Scientific publications

The European Registry for Patients with Mechanical Circulatory Support of the European Association for Cardio-Thoracic Surgery: third report. Scientific Publication

Feb 12, 2022 | Magazine: European Journal of Cardiothoracic Surgery

Theo M M H de By  1 , Felix Schoenrath  2   3 , Kevin M Veen  4 , Paul Mohacsi  5 , Julia Stein  2   3 , Khalid M M Alkhamees  6 , Kyriakos Anastasiadis  7 , Alexander Berhnardt  8 , Friedhelm Beyersdorf  9   10 , Kadir Caliskan  4 , David Reineke  11 , Kevin Damman  12 , Arnt Fiane  13 , Angeliki Gkouziouta  14 , Can Gollmann-Tepeköylü  15 , Gustafsson Finn  16 , Michal Hulman  17 , Attilio Iacovoni  18 , Antonio Loforte  19 , Bela Merkely  20 , Francesco Musumeci  21 , Petr Němec  8 , Ivan Netuka  22 , Mustafa Özbaran  23 , Evgenij Potapov  2   3 , Yuri Pya  24 , Gregorio Rábago  25 , Faiz Ramjankhan  26 , Hermann Reichenspurner  27 , Diyar Saeed  28 , Elena Sandoval  29 , Bernard Stockman  30 , Marc Vanderheyden  30 , Laurens Tops  31 , Thorsten Wahlers  32 , Michael Zembala  33 , Daniel Zimpfer  34 , Thierry Carrel  35 , Jan Gummert  36 , Bart Meyns  37


Objectives: In the third report of the European Registry for Patients with Mechanical Circulatory Support of the European Association for Cardio-Thoracic Surgery, outcomes of patients receiving mechanical circulatory support are reviewed in relation to implant era.

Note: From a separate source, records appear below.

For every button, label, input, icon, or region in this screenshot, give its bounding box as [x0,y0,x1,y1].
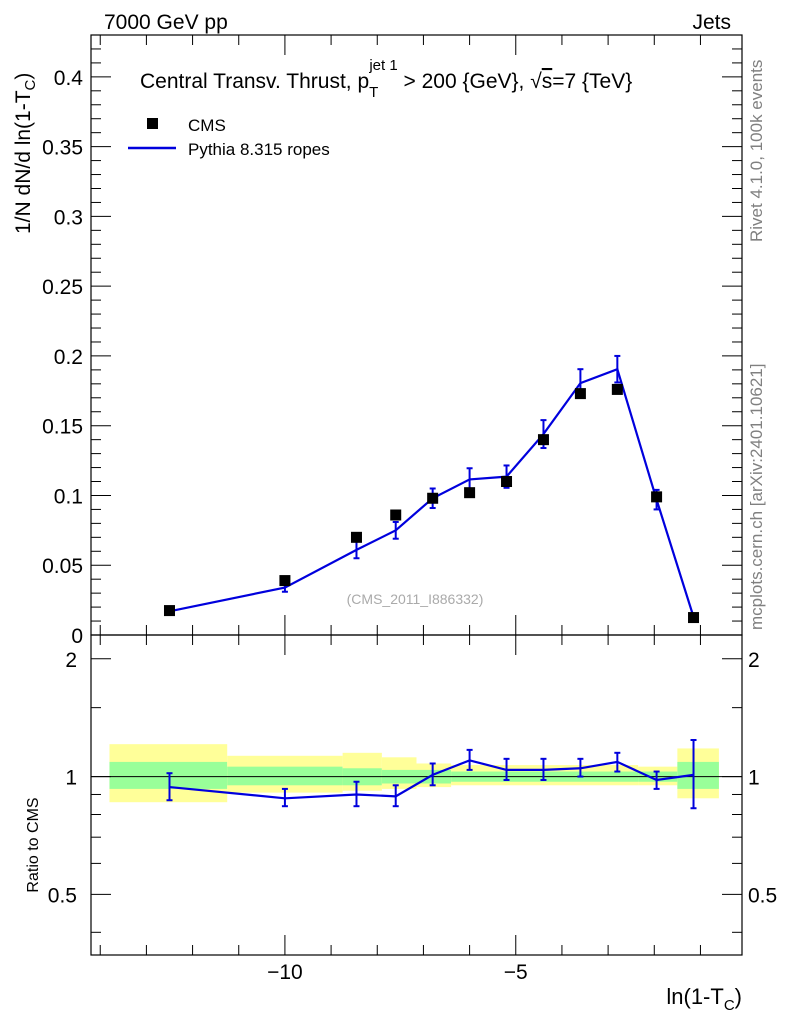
band-inner-0 [109,761,228,789]
cms-data-point [350,531,362,543]
ratio-ytick-label-right: 1 [748,767,760,790]
header-energy-label: 7000 GeV pp [104,11,228,34]
plot-title: Central Transv. Thrust, pTjet 1 > 200 {G… [140,57,632,101]
cms-data-point [574,388,586,400]
ratio-ytick-label-right: 0.5 [748,884,777,907]
ratio-ytick-label-left: 0.5 [48,884,77,907]
main-ytick-label: 0 [71,625,83,648]
ratio-uncertainty-bands [109,744,719,803]
main-ytick-label: 0.15 [42,416,83,439]
legend-cms-marker [147,118,158,129]
x-axis-label: ln(1-TC) [666,984,742,1014]
mcplots-label: mcplots.cern.ch [arXiv:2401.10621] [747,364,766,630]
rivet-version-label: Rivet 4.1.0, 100k events [747,60,766,242]
cms-data-point [163,605,175,617]
cms-data-point [688,612,700,624]
pythia-line [169,367,695,618]
cms-data-point [501,476,513,488]
ratio-ytick-label-right: 2 [748,649,760,672]
main-ytick-label: 0.35 [42,137,83,160]
ratio-ytick-label-left: 2 [65,649,77,672]
xtick-label: −5 [504,961,528,984]
main-ytick-label: 0.25 [42,276,83,299]
ratio-ytick-label-left: 1 [65,767,77,790]
cms-data-point [611,383,623,395]
header-jets-label: Jets [692,11,731,34]
band-inner-1 [227,766,343,786]
main-ytick-label: 0.05 [42,555,83,578]
main-y-axis-label: 1/N dN/d ln(1-TC) [12,73,39,234]
main-ytick-label: 0.3 [54,206,83,229]
cms-data-point [651,491,663,503]
cms-data-point [427,492,439,504]
analysis-watermark: (CMS_2011_I886332) [347,591,484,607]
main-ytick-label: 0.2 [54,346,83,369]
ratio-y-axis-label: Ratio to CMS [25,797,42,892]
main-series [163,354,700,624]
legend-cms-label: CMS [188,116,226,135]
cms-data-point [390,509,402,521]
cms-data-point [279,575,291,587]
cms-data-point [537,434,549,446]
cms-data-point [464,487,476,499]
ratio-series [91,739,742,810]
main-ytick-label: 0.1 [54,485,83,508]
main-axis-ticks: 0 0.05 0.1 0.15 0.2 0.25 0.3 0.35 0.4 [42,35,742,655]
ratio-panel-frame [90,634,743,956]
xtick-label: −10 [267,961,303,984]
main-ytick-label: 0.4 [54,67,84,90]
legend-pythia-label: Pythia 8.315 ropes [188,140,330,159]
ratio-line [169,759,694,800]
ratio-axis-ticks: −10 −5 0.5 0.5 1 1 2 2 [48,649,777,984]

Methods: Procedures in adult patients (January 2011-June 2020) were included. Patients from centres with <60% follow-ups completed were excluded. Outcomes were stratified into 3 eras (2011-2013, 2014-2017 and 2018-2020). Adverse event rates (AERs) were calculated and stratified into early phase (<3 months) and late phase (>3 months). Risk factors for death were explored using univariable Cox regression with a stepwise time-varying hazard ratio (<3 vs >3 months).

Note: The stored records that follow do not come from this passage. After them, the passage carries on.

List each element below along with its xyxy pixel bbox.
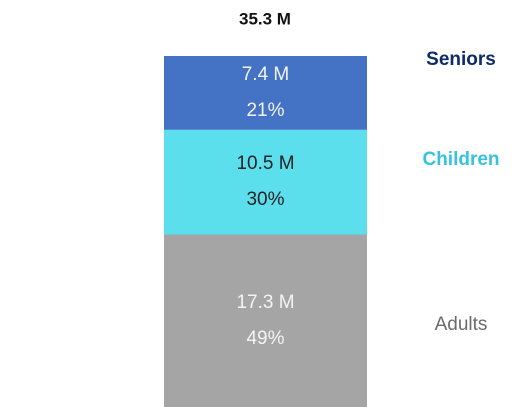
percent-label: 30%: [246, 189, 284, 210]
percent-label: 21%: [246, 100, 284, 121]
chart-title: 35.3 M: [239, 9, 291, 28]
value-label: 7.4 M: [242, 64, 290, 85]
value-label: 17.3 M: [236, 292, 294, 313]
legend-label: Adults: [435, 314, 488, 335]
bar-segment: [164, 56, 367, 130]
bar-segment: [164, 234, 367, 407]
legend-label: Children: [422, 149, 499, 170]
percent-label: 49%: [246, 328, 284, 349]
value-label: 10.5 M: [236, 153, 294, 174]
bar-segment: [164, 129, 367, 235]
legend-label: Seniors: [426, 49, 496, 70]
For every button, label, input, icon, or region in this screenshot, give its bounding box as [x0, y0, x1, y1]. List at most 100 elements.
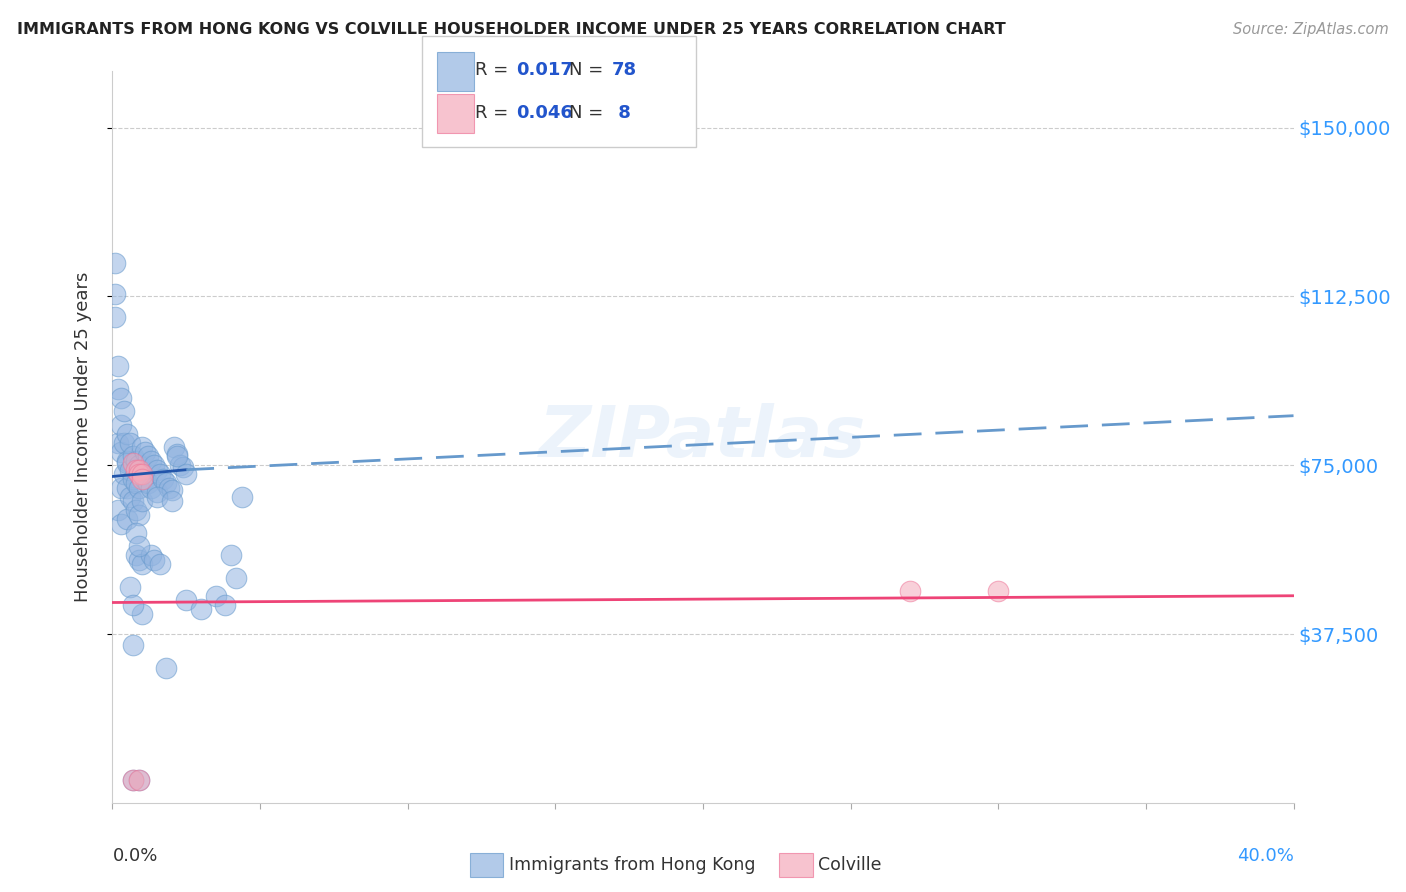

Results: In total, 4834 procedures in 4486 individual patients (72 hospitals) were included, with a median follow-up of 1.1 (interquartile range: 0.3-2.6) years. The annual number of implants (range: 346-600) did not significantly change (P = 0.41). Both Interagency Registry for Mechanically Assisted Circulatory Support class (classes 4-7: 23, 25 and 33%; P < 0.001) and in-hospital deaths (18.5, 17.2 and 11.2; P < 0.001) decreased significantly between eras. Overall, mortality, transplants and the probability of weaning were 55, 25 and 2% at 5 years after the implant, respectively. Major infections were mainly noted early after the implant occurred (AER<3 months: 1.44 vs AER>3 months: 0.45). Bilirubin and creatinine levels were significant risk factors in the early phase but not in the late phase after the implant.

Conclusions: In its 10 years of existence, EUROMACS has become a point of reference enabling benchmarking and outcome monitoring. Patient characteristics and outcomes changed between implant eras. In addition, both occurrence of outcomes and risk factor weights are time dependent.

CITATION Eur J Cardiothorac Surg. 2022 Jun 15;62(1):ezac032. doi: 10.1093/ejcts/ezac032.